Many homeowners that are refinancing to a 30-year fixed rate mortgage are finding they are getting a mortgage interest rate of around 5% or less. Many homeowners in the past few months have seen record low interest rates when they refinanced their home loan. These low mortgage rates have also brought a lower monthly mortgage payment for some homeowners, which has made paying their home loan much more affordable.
The 30-year fixed rate mortgage is one of the more popular mortgages that homeowners obtained due to the fact that it does come with a low monthly mortgage payment and lower interest rate than most other home loans. While, depending on homeowner’s situation, there may be better options in terms of home loans, many homeowners have been getting this type of mortgage simply for the more affordable monthly payment.
Again, some mortgages may be more affordable for certain homeowners than the 30-year fixed rate mortgage, however, it should be known that a 30-year fixed rate mortgage can be more costly over the long run when interest is factored in. Some homeowners with a 30-year fixed mortgage will pay double the original amount of their home on over the 30 year period.
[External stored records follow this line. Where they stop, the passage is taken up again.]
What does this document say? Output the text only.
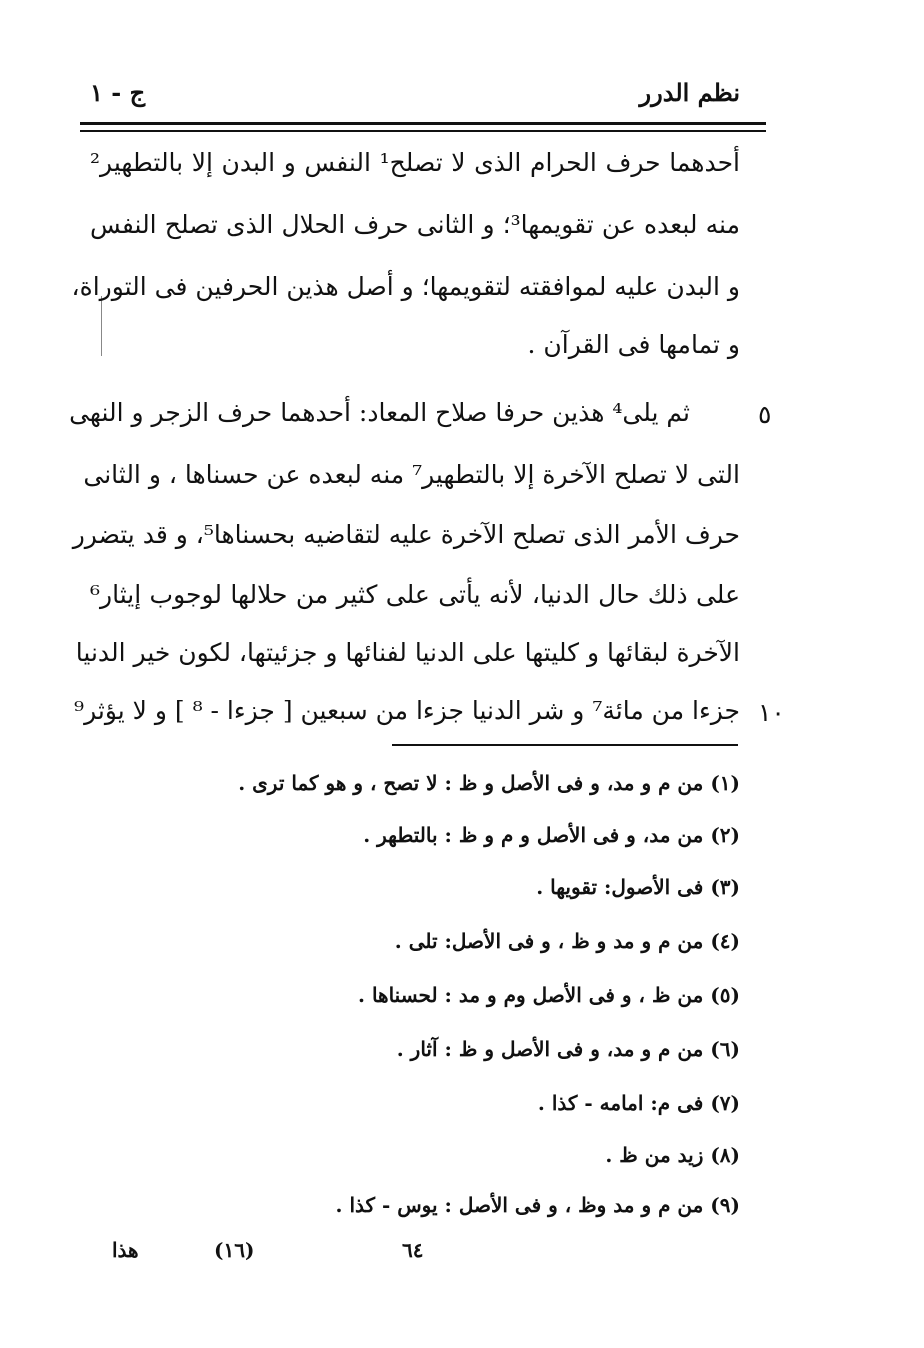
نظم الدرر
ج - ١
أحدهما حرف الحرام الذى لا تصلح¹ النفس و البدن إلا بالتطهير²
منه لبعده عن تقويمها³؛ و الثانى حرف الحلال الذى تصلح النفس
و البدن عليه لموافقته لتقويمها؛ و أصل هذين الحرفين فى التوراة،
و تمامها فى القرآن .
ثم يلى⁴ هذين حرفا صلاح المعاد: أحدهما حرف الزجر و النهى	٥
التى لا تصلح الآخرة إلا بالتطهير⁷ منه لبعده عن حسناها ، و الثانى
حرف الأمر الذى تصلح الآخرة عليه لتقاضيه بحسناها⁵، و قد يتضرر
على ذلك حال الدنيا، لأنه يأتى على كثير من حلالها لوجوب إيثار⁶
الآخرة لبقائها و كليتها على الدنيا لفنائها و جزئيتها، لكون خير الدنيا
جزءا من مائة⁷ و شر الدنيا جزءا من سبعين [ جزءا - ⁸ ] و لا يؤثر⁹ ١٠
(١) من م و مد، و فى الأصل و ظ : لا تصح ، و هو كما ترى .
(٢) من مد، و فى الأصل و م و ظ : بالتطهر .
(٣) فى الأصول: تقويها .
(٤) من م و مد و ظ ، و فى الأصل: تلى .
(٥) من ظ ، و فى الأصل وم و مد : لحسناها .
(٦) من م و مد، و فى الأصل و ظ : آثار .
(٧) فى م: امامه - كذا .
(٨) زيد من ظ .
(٩) من م و مد وظ ، و فى الأصل : يوس - كذا .
هذا	(١٦)	٦٤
It will depend on a homeowner’s credit score and the amount of equity they have built in their home, among other things, in order to get a low mortgage interest rate. There are also costs that are associated with refinancing that need to be considered before a homeowner proceeds with this type of home loan. Homeowners need to be in good financial standing in order to benefit from refinancing to a 30-year fixed rate mortgage.